True love is not abuse. True love is never abuse. It is not psychopathic devilry disguised as intense and damaged and a bit overbearing. And while it looks alluring in movies - painted as romantic, passionate, and exciting - every time you say that you want what the Joker and Harley have, this is what you're really saying you want:
You're saying you want blood and bruises and cuts and scars. You're saying you want to be backhanded across the face for any minor infractions. You're saying you want to be tied up and beaten, chained and left hanging in the basement for hours on end. You're saying you want to walk on eggshells all the time, to be terrified to cross him or make him mad. You're saying you want physical, mental, sexual, emotional, and verbal abuse. You're saying you want slavery. You're saying you want pain and humiliation....you're saying you want death.
And trust me. you do not want a relationship like they have.
Because in real life, women like Harley and Ana and Bella and Christine don't end up Happily Ever After. The end of abuse is not romance or marriage or love or happiness or health. The end of those relationships is a woman lying dead in a puddle of blood on the floor because her lover got out of hand one too many times, and she fell final victim to his cruelty. That is the dark side of our obsession with the romanticization of abusive relationships. That is what we are asking for when we romanticize relationships like Harley & the Joker or Ana & Christian or Bella & Edward.
Now obviously I shan't shun you for going to see Suicide Squad, but just remember, when your beloved daughter comes home from college with a controlling boyfriend and new bruises only to refuse to listen to your concern because 'I really love him!', or you have to watch as your daughter-in-law slowly fades away before your very eyes and you are too afraid of your son to venture recriminations, it's because we as a society teach them no better. It is because we support media which romanticizes abusive relationships, depicting them in glowing exciting terms.

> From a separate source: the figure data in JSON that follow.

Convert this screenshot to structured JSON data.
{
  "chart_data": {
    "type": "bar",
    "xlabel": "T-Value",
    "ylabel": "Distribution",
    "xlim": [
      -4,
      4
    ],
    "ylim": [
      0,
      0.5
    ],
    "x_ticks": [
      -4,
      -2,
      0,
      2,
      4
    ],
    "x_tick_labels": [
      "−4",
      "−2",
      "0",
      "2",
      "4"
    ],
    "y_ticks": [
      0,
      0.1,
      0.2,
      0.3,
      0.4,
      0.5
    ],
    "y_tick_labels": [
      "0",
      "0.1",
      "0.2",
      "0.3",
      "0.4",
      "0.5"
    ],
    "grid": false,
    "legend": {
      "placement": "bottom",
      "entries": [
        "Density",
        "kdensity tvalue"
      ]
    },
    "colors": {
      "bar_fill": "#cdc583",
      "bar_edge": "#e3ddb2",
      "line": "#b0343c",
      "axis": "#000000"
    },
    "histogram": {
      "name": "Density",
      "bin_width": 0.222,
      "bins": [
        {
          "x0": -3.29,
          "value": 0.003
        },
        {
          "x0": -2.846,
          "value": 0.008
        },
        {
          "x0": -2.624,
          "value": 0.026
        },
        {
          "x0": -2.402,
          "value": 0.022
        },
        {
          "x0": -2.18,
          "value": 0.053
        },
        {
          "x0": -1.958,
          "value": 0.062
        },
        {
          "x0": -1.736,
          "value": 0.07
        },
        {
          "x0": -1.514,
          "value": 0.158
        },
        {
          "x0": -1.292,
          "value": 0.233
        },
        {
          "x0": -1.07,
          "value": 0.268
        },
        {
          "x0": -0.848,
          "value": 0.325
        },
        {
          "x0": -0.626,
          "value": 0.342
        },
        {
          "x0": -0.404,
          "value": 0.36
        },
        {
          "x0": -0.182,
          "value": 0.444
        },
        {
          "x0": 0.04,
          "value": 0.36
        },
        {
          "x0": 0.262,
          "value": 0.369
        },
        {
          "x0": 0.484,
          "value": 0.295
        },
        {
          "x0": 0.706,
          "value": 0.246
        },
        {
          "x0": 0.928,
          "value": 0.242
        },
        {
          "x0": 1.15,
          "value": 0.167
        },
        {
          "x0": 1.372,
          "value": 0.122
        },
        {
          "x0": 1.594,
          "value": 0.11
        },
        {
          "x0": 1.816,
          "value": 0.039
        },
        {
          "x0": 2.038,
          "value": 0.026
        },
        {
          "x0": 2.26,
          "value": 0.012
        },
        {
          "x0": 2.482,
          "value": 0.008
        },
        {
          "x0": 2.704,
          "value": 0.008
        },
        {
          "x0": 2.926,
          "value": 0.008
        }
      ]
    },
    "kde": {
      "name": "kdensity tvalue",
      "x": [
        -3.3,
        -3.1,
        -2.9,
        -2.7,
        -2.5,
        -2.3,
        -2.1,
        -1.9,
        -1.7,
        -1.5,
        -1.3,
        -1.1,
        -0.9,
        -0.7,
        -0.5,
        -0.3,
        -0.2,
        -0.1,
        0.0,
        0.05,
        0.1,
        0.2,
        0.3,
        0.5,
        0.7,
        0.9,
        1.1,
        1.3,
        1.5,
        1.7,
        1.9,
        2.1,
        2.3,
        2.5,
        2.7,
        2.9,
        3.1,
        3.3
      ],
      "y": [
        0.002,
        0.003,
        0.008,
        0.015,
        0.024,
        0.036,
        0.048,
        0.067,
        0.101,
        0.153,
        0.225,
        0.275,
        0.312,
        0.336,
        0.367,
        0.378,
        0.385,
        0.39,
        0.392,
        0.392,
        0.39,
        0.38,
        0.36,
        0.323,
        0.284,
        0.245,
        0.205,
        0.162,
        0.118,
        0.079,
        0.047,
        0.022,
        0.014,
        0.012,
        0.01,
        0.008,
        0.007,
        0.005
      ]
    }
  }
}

And it's time to to stop. It's time to call a halt, to take a stand, to say no. 
A dance with the devil, no matter how charming initially, is living hell, ultimately resulting in a death sentence. It is not life you teach every time you hold this up as an ideal - every time you show the movie industry that romanticizing abuse makes good money. It is not life. And it is never, ever, ever love. 
A dance with the devil is death. And I opt out.